Unlock your Bitwarden CLI vault with biometrics (Touch ID, Windows Hello, Linux Polkit) instead of typing your master password. Again. And again.
# before: ugh
bw get password github
? Master password: [type your 30-character password]
# after: nice
bwbio get password github
# [Touch ID prompt] → done
bwbio talks to the Bitwarden Desktop app over IPC — the same protocol the browser extension uses — to unlock your vault with biometrics. Then it hands off to the official bw CLI with the session key. You still need bw installed; bwbio just handles the unlock part.

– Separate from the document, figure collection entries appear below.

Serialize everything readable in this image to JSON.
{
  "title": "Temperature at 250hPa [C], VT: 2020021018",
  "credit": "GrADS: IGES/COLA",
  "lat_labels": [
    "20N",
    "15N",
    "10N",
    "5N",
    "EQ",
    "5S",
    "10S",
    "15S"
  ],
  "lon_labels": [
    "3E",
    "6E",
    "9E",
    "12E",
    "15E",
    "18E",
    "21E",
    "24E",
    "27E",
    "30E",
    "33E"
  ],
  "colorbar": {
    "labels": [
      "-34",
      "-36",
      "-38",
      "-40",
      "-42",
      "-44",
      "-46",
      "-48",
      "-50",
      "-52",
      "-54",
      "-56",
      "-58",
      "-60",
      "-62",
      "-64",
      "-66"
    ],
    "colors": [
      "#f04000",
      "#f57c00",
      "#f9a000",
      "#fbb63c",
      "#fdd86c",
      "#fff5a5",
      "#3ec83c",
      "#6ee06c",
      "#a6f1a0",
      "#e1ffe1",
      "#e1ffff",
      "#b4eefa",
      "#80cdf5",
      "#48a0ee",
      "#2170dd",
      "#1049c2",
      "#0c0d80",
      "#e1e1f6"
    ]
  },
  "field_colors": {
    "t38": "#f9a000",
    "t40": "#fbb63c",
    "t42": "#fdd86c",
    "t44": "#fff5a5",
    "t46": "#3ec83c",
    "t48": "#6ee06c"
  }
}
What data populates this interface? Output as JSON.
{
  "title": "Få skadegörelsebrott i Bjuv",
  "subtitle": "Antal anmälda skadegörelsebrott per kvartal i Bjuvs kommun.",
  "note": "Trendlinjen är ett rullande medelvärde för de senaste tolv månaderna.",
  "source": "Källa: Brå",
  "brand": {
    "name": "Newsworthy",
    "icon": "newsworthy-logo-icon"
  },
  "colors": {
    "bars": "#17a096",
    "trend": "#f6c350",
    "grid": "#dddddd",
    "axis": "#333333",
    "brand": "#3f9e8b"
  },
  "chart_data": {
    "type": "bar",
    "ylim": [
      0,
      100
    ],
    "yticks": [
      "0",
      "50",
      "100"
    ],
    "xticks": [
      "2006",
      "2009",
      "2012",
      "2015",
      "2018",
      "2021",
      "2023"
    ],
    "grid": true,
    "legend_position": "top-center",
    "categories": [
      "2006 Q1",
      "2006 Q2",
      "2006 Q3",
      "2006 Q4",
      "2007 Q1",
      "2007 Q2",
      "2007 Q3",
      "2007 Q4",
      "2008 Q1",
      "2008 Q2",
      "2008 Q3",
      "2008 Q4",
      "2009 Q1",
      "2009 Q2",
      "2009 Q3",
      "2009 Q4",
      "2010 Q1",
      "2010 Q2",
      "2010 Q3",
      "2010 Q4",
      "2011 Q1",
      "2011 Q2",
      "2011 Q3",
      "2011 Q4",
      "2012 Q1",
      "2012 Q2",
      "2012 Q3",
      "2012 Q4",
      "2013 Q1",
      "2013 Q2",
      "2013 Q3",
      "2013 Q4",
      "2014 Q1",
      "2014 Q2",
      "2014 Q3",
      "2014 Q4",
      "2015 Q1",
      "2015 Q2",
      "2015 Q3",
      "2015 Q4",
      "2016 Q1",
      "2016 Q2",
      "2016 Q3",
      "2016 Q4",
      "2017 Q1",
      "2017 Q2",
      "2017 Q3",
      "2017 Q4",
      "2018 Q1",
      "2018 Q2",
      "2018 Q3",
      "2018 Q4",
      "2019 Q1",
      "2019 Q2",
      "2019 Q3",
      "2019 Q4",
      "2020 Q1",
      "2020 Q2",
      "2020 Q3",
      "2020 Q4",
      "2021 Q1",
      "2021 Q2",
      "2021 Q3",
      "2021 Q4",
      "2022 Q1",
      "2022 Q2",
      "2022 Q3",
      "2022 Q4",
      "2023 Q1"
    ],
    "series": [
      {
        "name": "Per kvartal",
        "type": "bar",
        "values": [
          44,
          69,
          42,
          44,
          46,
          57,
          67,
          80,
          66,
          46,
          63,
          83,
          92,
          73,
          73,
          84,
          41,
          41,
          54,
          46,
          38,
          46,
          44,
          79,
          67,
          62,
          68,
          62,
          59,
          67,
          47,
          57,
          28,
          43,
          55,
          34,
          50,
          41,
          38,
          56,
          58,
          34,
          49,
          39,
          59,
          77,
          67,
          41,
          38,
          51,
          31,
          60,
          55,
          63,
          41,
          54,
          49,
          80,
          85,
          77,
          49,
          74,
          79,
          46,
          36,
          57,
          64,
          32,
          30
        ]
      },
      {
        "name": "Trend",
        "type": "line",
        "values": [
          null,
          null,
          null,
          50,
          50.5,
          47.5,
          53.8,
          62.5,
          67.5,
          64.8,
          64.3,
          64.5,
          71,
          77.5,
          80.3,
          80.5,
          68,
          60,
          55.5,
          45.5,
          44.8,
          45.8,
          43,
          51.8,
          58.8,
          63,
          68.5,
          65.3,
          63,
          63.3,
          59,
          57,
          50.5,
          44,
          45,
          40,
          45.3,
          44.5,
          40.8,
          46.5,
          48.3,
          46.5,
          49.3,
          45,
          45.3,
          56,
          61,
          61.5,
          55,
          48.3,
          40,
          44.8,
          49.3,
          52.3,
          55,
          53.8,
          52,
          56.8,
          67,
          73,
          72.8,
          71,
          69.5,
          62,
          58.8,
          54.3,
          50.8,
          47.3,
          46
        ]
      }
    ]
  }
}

┌─────────────────┐ ┌─────────────────┐ ┌─────────────────┐
│ │ │ Bitwarden │ │ Touch ID / │
│ bwbio │ IPC │ Desktop │ System │ Windows Hello │
│ │ ◄─────► │ App │ ◄─────► │ Linux Polkit │
└─────────────────┘ └─────────────────┘ └─────────────────┘
│
│ delegates (with BW_SESSION)
▼
┌─────────────────┐
│ Official bw │
│ CLI │
└─────────────────┘
If biometrics fail for any reason (Desktop app closed, prompt cancelled, etc.), it falls back to the regular password prompt. It never blocks you.
You'll need:
- Bitwarden Desktop app with biometrics enabled + "Allow browser integration" on
- Node.js >= 22
- Official
bwCLI in your PATH
Install:
# With Homebrew (macOS/Linux)
brew install jeanregisser/tap/bitwarden-cli-bio
# Or with npm
npm install -g bitwarden-cli-bio# The magic: alias it and forget about it
alias bw=bwbio
bw get password github # Touch ID, done
bw list items --search email # still Touch ID, still done
# Or use it directly
bwbio get password github
# For scripts — get a session key
export BW_SESSION=$(bwbio unlock --raw)If BW_SESSION is already set, bwbio skips biometrics and passes commands straight to bw (except unlock, which always attempts biometrics).
Some commands don't need an unlocked vault and go directly to bw:
login, logout, lock, config, update, completion, status, serve
--help / -h, --version / -v
Everything else triggers biometric unlock if the vault is locked.
bwbio also adds --bwbio-version to show the wrapper's own version (--version is passed through to bw).
| Variable | Description |
|---|---|
BW_SESSION |
Already set? bwbio skips biometrics and passes through to bw (except unlock) |
BW_QUIET |
Set to true to suppress all biometric-related messages |
BW_NOINTERACTION |
Set to true to skip biometric unlock (requires user interaction) |
BWBIO_VERBOSE |
Set to true for verbose logging |
BWBIO_DEBUG |
Set to true for raw IPC message dumps |
BWBIO_IPC_SOCKET_PATH |
Override the IPC socket path (advanced) |
If verbose logs show connection attempts to .../s.bw failing with ENOENT, bwbio cannot find the Desktop IPC socket.
- Open the Bitwarden Desktop app (unlock temporarily only if needed to access settings).
- In Desktop settings, enable
Allow browser integration. - Retry with verbose logs:
BWBIO_VERBOSE=true bwbio unlock- macOS — Touch ID (including App Store builds) — tested
- Windows — Windows Hello — tested (community)
- Linux — Polkit — should work, not yet tested
The IPC protocol is the same across platforms. If you try Linux, please open an issue and let us know how it goes!
- Zero runtime dependencies — only Node.js built-in modules, nothing from npm at runtime
- Every push to
mainis automatically built and published via semantic-release, with npm provenance enabled - No human runs
npm publish— releases come directly from GitHub Actions - Each package on npm links back to the exact source commit and CI run that produced it
- You can verify this on the npm package page (look for the "Provenance" badge)
This should really be a feature of the official CLI. A PR was proposed but was closed — the Bitwarden team wants to wait until they have a proper IPC framework. This wrapper fills the gap in the meantime using the same IPC code from that PR.